Commerce and Consumer Affairs Minister Kris Faafoi says banks must only charge credit card interest rates they are satisfied borrowers can repay without suffering substantial hardship, and is encouraging credit card using consumers to shop around.
Faafoi's comments to interest.co.nz come after we pointed out our interview with The Co-operative Bank CEO David Cunningham. Cunningham describes the credit card market as "a real area of customer harm", saying it would be a worthy recipient of a probe by the Commerce Commission under its new market study powers.
"I would expect credit card providers to charge fees that are fair and reasonable for consumers. Under the Credit Contracts and Consumer Finance Act, banks can only charge a credit card interest rate if they are satisfied that borrowers can make repayments without suffering substantial hardship," Faafoi said via a spokeswoman.

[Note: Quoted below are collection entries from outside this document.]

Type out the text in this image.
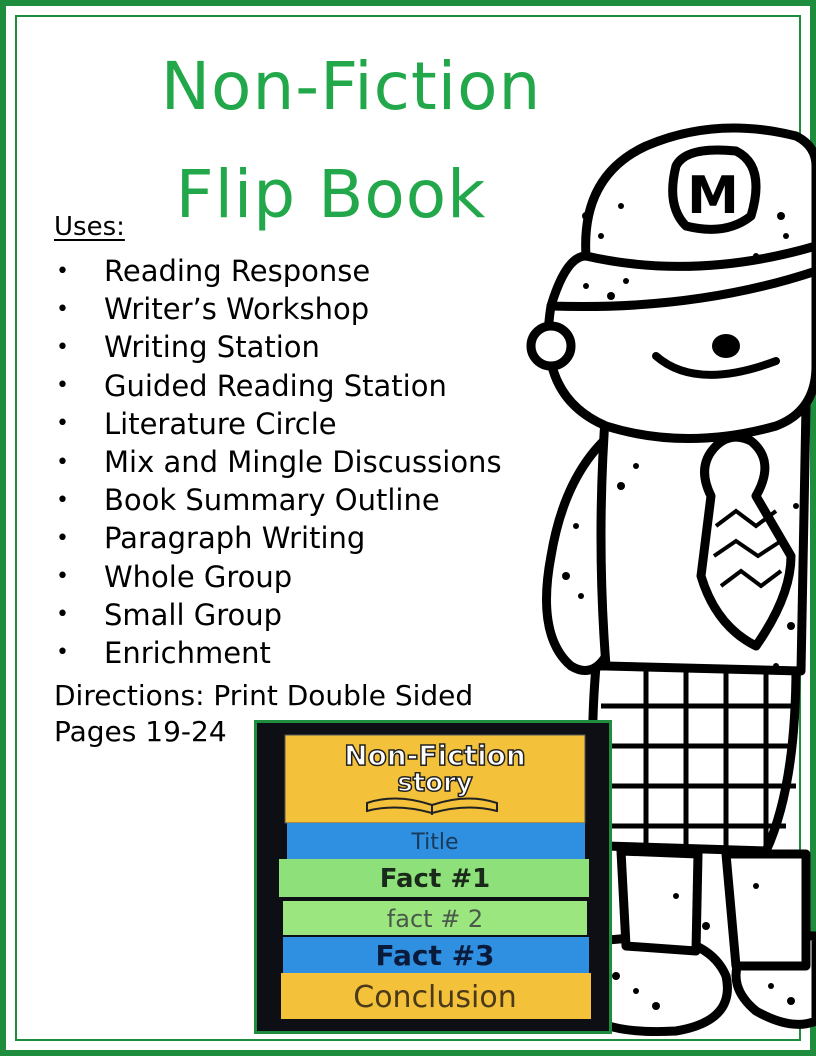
Non-Fiction
Flip Book
Uses:
•	Reading Response
•	Writer’s Workshop
•	Writing Station
•	Guided Reading Station
•	Literature Circle
•	Mix and Mingle Discussions
•	Book Summary Outline
•	Paragraph Writing
•	Whole Group
•	Small Group
•	Enrichment
Directions: Print Double Sided
Pages 19-24
M
Non-Fiction
story
Title
Fact #1
fact # 2
Fact #3
Conclusion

"I would encourage consumers to shop around and take advantage of low-interest cards, balance-transfer arrangements, and the interest-free period on cards to reduce the amount of interest they pay on credit cards."
Additionally Faafoi said the recent Financial Markets Authority (FMA) and Reserve Bank (RBNZ) report into bank conduct and culture shows New Zealand banks "need to lift their game" when it comes to identifying problems and risks, including in relation to how they sell products.
"I am considering the report’s recommendations on the regulation of bank conduct and will determine if regulations need to change," Faafoi said.
Following the conduct and culture report interest.co.nz argued here that if the FMA and RBNZ are serious about making banks consider their customers' long-term outcomes they could start by taking a look at the credit card market.
Reserve Bank data shows credit card advances outstanding stood at $7.257 billion as of September, having risen 6.1% year-on-year. The weighted average interest rate on personal interest bearing advances was 17.9%, and the weighted average interest rate effective on all personal advances 11%. In 2017 total credit card billings in NZ reached $43.368 billion.